Reputation: 2790
I want to index a document that contains chinese characters/words. In some fields there is as well some HTML tags.
I used "html_strip" to avoid the HTML to be indexed but my problem is that the document is stored with the HTML in elasticsearch. This is my index settings and mappings:
PUT test
{
"settings" : {
"index" : {
"number_of_shards" : 1,
"number_of_replicas" : 0
},
"analysis": {
"analyzer": {
"ch_analyzer": {
"tokenizer": "icu_tokenizer",
"char_filter": [ "html_strip" ]
}
}
}
},
"mappings": {
"qa": {
"properties": {
"comment_desc": {
"type": "text",
"analyzer": "ch_analyzer"
},
"article_title": {
"type": "text",
"analyzer": "ch_analyzer"
},
"article_desc": {
"type": "text",
"analyzer": "ch_analyzer"
}
}
},
"sport": {
"properties": {
"title": {
"type": "text",
"analyzer": "ch_analyzer"
},
"content": {
"type": "text",
"analyzer": "ch_analyzer"
}
}
}
}
}
For example I have the following content:
"<p><br/>台灣人,奧運直播,使用PPStream,(PPS網路電視),觀看同步奧運實況</b>!"

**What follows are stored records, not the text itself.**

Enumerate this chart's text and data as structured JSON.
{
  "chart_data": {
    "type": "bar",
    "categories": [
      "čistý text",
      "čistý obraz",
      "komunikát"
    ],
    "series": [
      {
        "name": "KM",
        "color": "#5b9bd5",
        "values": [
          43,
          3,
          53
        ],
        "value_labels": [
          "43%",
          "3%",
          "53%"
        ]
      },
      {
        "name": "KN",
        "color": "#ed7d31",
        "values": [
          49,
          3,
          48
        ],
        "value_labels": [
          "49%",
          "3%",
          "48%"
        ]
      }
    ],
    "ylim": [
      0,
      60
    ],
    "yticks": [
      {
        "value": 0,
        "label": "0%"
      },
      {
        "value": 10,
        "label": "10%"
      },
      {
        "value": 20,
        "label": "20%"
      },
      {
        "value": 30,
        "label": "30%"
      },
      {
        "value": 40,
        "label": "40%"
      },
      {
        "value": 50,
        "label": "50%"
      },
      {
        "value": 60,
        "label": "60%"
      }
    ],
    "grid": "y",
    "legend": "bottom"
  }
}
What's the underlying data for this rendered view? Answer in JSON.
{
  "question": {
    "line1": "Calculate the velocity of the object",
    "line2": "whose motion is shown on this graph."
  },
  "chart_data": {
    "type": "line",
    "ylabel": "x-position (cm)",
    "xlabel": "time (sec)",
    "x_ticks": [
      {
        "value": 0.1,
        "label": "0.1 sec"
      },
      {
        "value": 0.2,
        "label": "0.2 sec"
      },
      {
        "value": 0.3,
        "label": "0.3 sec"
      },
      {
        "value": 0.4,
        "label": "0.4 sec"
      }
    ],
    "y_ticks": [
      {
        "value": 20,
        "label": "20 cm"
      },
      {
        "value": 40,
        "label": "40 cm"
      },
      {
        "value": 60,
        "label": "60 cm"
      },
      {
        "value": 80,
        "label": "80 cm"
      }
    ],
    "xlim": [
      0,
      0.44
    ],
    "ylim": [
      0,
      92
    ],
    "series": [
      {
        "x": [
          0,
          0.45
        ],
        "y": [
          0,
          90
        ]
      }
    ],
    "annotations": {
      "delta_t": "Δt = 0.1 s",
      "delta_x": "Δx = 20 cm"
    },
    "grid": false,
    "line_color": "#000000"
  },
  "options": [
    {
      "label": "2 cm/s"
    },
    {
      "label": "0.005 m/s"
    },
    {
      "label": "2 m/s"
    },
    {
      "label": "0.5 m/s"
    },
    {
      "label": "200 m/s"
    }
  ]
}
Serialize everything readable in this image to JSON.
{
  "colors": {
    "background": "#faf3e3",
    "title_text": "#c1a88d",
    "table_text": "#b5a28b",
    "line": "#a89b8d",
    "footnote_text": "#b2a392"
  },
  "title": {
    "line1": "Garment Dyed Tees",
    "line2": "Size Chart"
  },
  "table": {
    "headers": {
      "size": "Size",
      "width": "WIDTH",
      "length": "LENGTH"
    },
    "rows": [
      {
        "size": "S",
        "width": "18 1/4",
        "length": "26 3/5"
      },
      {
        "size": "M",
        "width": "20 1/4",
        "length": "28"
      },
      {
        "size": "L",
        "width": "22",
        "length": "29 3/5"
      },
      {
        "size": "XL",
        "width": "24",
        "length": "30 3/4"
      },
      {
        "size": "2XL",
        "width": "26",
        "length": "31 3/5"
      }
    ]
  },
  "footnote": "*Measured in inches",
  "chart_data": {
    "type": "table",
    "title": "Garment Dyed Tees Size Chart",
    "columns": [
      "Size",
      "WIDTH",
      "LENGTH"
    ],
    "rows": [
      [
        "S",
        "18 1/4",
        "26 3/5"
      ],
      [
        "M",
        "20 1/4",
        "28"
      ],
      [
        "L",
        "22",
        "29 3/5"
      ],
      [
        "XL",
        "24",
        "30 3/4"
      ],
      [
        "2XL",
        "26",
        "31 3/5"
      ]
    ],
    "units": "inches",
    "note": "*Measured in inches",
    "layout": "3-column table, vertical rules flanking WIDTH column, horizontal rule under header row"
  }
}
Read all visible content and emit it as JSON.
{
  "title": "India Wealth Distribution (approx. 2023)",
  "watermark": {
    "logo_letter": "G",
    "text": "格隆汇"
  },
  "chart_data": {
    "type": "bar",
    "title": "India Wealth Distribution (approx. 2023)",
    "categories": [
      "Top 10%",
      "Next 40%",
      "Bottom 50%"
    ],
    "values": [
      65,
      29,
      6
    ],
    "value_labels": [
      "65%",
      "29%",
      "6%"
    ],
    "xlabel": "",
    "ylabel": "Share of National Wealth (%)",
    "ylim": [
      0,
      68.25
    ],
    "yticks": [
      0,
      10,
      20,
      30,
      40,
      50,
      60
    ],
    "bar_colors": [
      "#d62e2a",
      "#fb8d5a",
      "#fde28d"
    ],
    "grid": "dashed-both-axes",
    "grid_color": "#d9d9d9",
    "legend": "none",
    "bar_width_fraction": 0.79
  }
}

It is in fact indexed but it will be stored as is.
What change should I bring to my mappings to remove the HTML part in the stored document? What can I do to store this text in my Elasticsearch stripped of its HTML component?
Upvotes: 1
Views: 246
Reputation: 1494
If you want to do this on Elasticsearch (rather than as a preprocessing step), you have to use an ingest node. There's not any ingest processor that does exactly what you want, so you would have to use a script processor or write a plugin to do it.
Depending on your use case, it may be easier to do this in a pre-processing step (with code in your language of choice).
Upvotes: 1